Desperate Afghans climb on top of a plane as they wait at Kabul airport for evacuation after US troops withdrew. Picture: AFP.
Desperate Afghans climb on top of a plane as they wait at Kabul airport for evacuation after US troops withdrew. Picture: AFP.

It is understood that he was allowed sanctuary in the UK, along with seven members of his family, on the condition the list would go no further. One UK government source described it as a “good deal”.

As they touched down in England, he was allegedly greeted by some “men with laptops”. He was told to sign into his email using his password and then hand the laptop back. Any trace of the leaked list on the laptop was deleted.

At least one other Afghan was understood to have a copy of the list in Pakistan. What exactly happened next remains unclear, but later on it would become apparent that at least one British law firm would get its hands on the list.

“Break glass” was the term given to the moment when news of the leak became public, something ministers, officials and military personnel spent months preparing for. Those who knew about it were threatened with jail if they breached the court order and news got out. The MoD and its military spies believed throughout that the Taliban had likely not got hold of the list, nor did it know of its existence.

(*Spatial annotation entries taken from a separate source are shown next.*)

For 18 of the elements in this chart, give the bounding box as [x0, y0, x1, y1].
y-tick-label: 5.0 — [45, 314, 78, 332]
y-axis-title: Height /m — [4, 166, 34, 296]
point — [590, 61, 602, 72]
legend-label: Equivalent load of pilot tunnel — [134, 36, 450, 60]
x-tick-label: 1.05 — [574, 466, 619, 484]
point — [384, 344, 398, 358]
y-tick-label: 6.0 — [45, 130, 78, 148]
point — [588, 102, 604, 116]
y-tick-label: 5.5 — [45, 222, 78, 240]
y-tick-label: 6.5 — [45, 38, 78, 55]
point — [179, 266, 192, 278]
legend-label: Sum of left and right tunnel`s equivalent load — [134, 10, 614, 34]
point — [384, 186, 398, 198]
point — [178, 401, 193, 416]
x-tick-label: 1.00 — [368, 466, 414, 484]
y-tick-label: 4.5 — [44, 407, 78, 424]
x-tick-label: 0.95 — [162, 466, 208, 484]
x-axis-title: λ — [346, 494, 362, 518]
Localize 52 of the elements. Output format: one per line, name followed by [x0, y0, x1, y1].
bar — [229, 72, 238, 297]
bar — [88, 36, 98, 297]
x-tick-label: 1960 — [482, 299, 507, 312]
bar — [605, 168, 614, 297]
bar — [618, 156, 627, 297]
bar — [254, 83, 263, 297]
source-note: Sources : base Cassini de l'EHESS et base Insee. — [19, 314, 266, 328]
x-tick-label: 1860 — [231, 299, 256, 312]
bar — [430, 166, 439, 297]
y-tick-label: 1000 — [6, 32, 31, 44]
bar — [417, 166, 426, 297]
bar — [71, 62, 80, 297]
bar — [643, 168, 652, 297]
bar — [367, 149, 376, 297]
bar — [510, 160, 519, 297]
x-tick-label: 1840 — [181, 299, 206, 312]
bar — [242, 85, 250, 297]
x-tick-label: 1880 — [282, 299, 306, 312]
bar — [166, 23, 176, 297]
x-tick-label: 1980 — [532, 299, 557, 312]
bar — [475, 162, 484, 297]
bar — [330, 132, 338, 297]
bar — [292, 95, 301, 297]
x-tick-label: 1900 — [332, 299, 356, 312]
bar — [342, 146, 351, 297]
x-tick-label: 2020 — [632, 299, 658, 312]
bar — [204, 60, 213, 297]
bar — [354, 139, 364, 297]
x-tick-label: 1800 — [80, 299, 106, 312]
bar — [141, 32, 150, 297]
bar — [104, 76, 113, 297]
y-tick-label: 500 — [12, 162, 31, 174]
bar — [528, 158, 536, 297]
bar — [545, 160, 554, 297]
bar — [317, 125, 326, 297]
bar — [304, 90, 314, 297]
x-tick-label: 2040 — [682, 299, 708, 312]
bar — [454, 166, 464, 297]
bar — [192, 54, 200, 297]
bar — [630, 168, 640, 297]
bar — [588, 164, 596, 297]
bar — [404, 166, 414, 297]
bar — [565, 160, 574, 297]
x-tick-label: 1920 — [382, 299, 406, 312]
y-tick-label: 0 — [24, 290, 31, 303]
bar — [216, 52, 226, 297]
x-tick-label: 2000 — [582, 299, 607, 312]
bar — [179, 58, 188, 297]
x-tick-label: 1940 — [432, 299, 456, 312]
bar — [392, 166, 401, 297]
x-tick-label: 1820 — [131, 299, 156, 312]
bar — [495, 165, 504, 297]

Yet Mr Justice Chamberlain, the judge presiding over the legal case in the Royal Courts of Justice, would later point out there was a “significant possibility” the Taliban knew of the existence of the dataset given the Facebook post.

The judge’s concern was shared by Person A, who told The Times she believed the Taliban had what amounted to a “kill list” since August 2023, given the number of Afghans who had served with the Afghan National Security Forces, comprising military and internal security forces, who had been murdered since.

“Lives could have been saved if everyone had been told about the leak back in August 2023,” she said. “It would have enabled them to flee into Iran or Pakistan, which would have bought them some time. These families trusted the MoD and sat waiting for evacuation.”

On September 2, 2023, Person A wrote to the Ministry of Defence to say she believed that “with more and more evidence emerging that the Taliban have gained access to the Arap data leak, and the information they have garnered via turncoats and torture, we have grave concerns that these families may not survive to be evacuated”.

She compiled a list of hundreds of former members of the security forces that had been discovered by the Taliban and killed. On the leaked list were members of the so-called Triples, elite Afghan units trained and funded by the UK.

Those still alive, she said, were living like they were in a “Jason Bourne film” – constantly forced to move locations and mix up their daily patterns. Some of them, she said, were so frightened they were living in caves.

“Suddenly they are on this hit list and they are having to move every few days,” she said. Her claims could not be verified. In February this year, the MoD admitted there was a “realistic possibility” the Taliban had the dataset, although it said the “balance of evidence is that they do not”.

The MoD has now triggered an operation, years in the planning, to notify the individuals who were on the list that they need to be careful because their data has been compromised. Only now can they take their fate into their own hands.